И кто-то незримый, скрытый в полках, сказал громко:

— Да! Да! Ворисгофер воспитывает характер.

Я осторожно взял Ворисгофера.

— А еще?

— Пока все. Через две недели прочтешь не спеша. Запишешь содержание и расскажешь мне — или вот Николаю Ивановичу — если меня дома не будет. — Перст седой дамы был устремлен в сторону незримого в книжных полках.

Надо ли говорить, что я не был больше в этой общественной библиотеке.

Мой классный наставник Ельцов, оставивший в то время школу и ставший директором Вологодской Центральной библиотеки, дал мне билет в читальный зал и абонемент, и я читал там запоем все свободное время.

Берданка (из рассказов о детстве)

Мне исполнилось десять лет. По семейной традиции мальчику в этот день дарилось ружье — не тулка, не венская централка или бескурковое немецкое, а первое ружье: русская берданка шестнадцатого калибра.

Но я, который на все охоты ездил с величайшим неудовольствием и, к позору всей семьи — и мужчин и женщин, не умел стрелять, — как я приму этот подарок.

— Отец хочет тебе на день рождения подарить берданку, собственное ружье, — сказала мама.

— Мне не надо ружья, — сказал я угрюмо. Все замолчали.

Отец, которого эта обидная неожиданность тревожила недолго, уже нашел официальный выход, вполне «паблисити».

— Хорошо. Мы будем совершать подвиги, а ты — их описывать. Договоримся.

— Договоримся, — сказал я.
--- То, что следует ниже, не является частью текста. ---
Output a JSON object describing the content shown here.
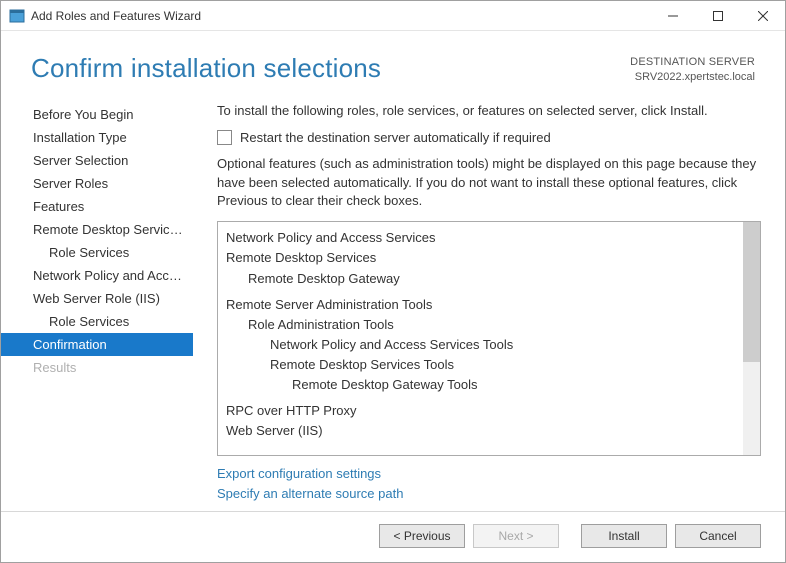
{
  "window": {
    "title": "Add Roles and Features Wizard"
  },
  "header": {
    "title": "Confirm installation selections",
    "dest_label": "DESTINATION SERVER",
    "dest_value": "SRV2022.xpertstec.local"
  },
  "sidebar": {
    "items": [
      {
        "label": "Before You Begin",
        "sub": false,
        "selected": false,
        "disabled": false
      },
      {
        "label": "Installation Type",
        "sub": false,
        "selected": false,
        "disabled": false
      },
      {
        "label": "Server Selection",
        "sub": false,
        "selected": false,
        "disabled": false
      },
      {
        "label": "Server Roles",
        "sub": false,
        "selected": false,
        "disabled": false
      },
      {
        "label": "Features",
        "sub": false,
        "selected": false,
        "disabled": false
      },
      {
        "label": "Remote Desktop Services",
        "sub": false,
        "selected": false,
        "disabled": false
      },
      {
        "label": "Role Services",
        "sub": true,
        "selected": false,
        "disabled": false
      },
      {
        "label": "Network Policy and Acces...",
        "sub": false,
        "selected": false,
        "disabled": false
      },
      {
        "label": "Web Server Role (IIS)",
        "sub": false,
        "selected": false,
        "disabled": false
      },
      {
        "label": "Role Services",
        "sub": true,
        "selected": false,
        "disabled": false
      },
      {
        "label": "Confirmation",
        "sub": false,
        "selected": true,
        "disabled": false
      },
      {
        "label": "Results",
        "sub": false,
        "selected": false,
        "disabled": true
      }
    ]
  },
  "main": {
    "intro": "To install the following roles, role services, or features on selected server, click Install.",
    "restart_label": "Restart the destination server automatically if required",
    "note": "Optional features (such as administration tools) might be displayed on this page because they have been selected automatically. If you do not want to install these optional features, click Previous to clear their check boxes.",
    "list": [
      {
        "text": "Network Policy and Access Services",
        "indent": 0,
        "top": false
      },
      {
        "text": "Remote Desktop Services",
        "indent": 0,
        "top": false
      },
      {
        "text": "Remote Desktop Gateway",
        "indent": 1,
        "top": false
      },
      {
        "text": "Remote Server Administration Tools",
        "indent": 0,
        "top": true
      },
      {
        "text": "Role Administration Tools",
        "indent": 1,
        "top": false
      },
      {
        "text": "Network Policy and Access Services Tools",
        "indent": 2,
        "top": false
      },
      {
        "text": "Remote Desktop Services Tools",
        "indent": 2,
        "top": false
      },
      {
        "text": "Remote Desktop Gateway Tools",
        "indent": 3,
        "top": false
      },
      {
        "text": "RPC over HTTP Proxy",
        "indent": 0,
        "top": true
      },
      {
        "text": "Web Server (IIS)",
        "indent": 0,
        "top": false
      }
    ],
    "link_export": "Export configuration settings",
    "link_alt": "Specify an alternate source path"
  },
  "footer": {
    "previous": "< Previous",
    "next": "Next >",
    "install": "Install",
    "cancel": "Cancel"
  }
}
Самое главное, чтобы отстали насчет ружья, а подарка, может быть, и не надо никакого.

В раннем детстве мне дарили игрушки — мечи, кинжалы, пистолеты, которые мне не нравились, оловянные солдатики.

Лисичка, меховая лисичка с поющей пружинкой и плюшевый медведь — много лет хранил я их в своих вещах.

Но уже давно я хранил в своем волшебном ящике множество бумажек от конфет — портреты генералов — Рузский, Брусилов, Иванов, Алексеев, Козьма Крючков, повторенные тысячей конфетных зеркал, — все это не имело для меня никакого значения. Это мог быть и Толстой, и Тарас Бульба и Андрей Болконский, и Пьер Безухов, и Симурден из «Девяносто третьего года» Гюго. Я разыгрывал в лицах все пьесы, все романы, все повести, которые я прочел, все кинокартины, которые я просмотрел. И родители не могли бы мне сделать подарка лучше.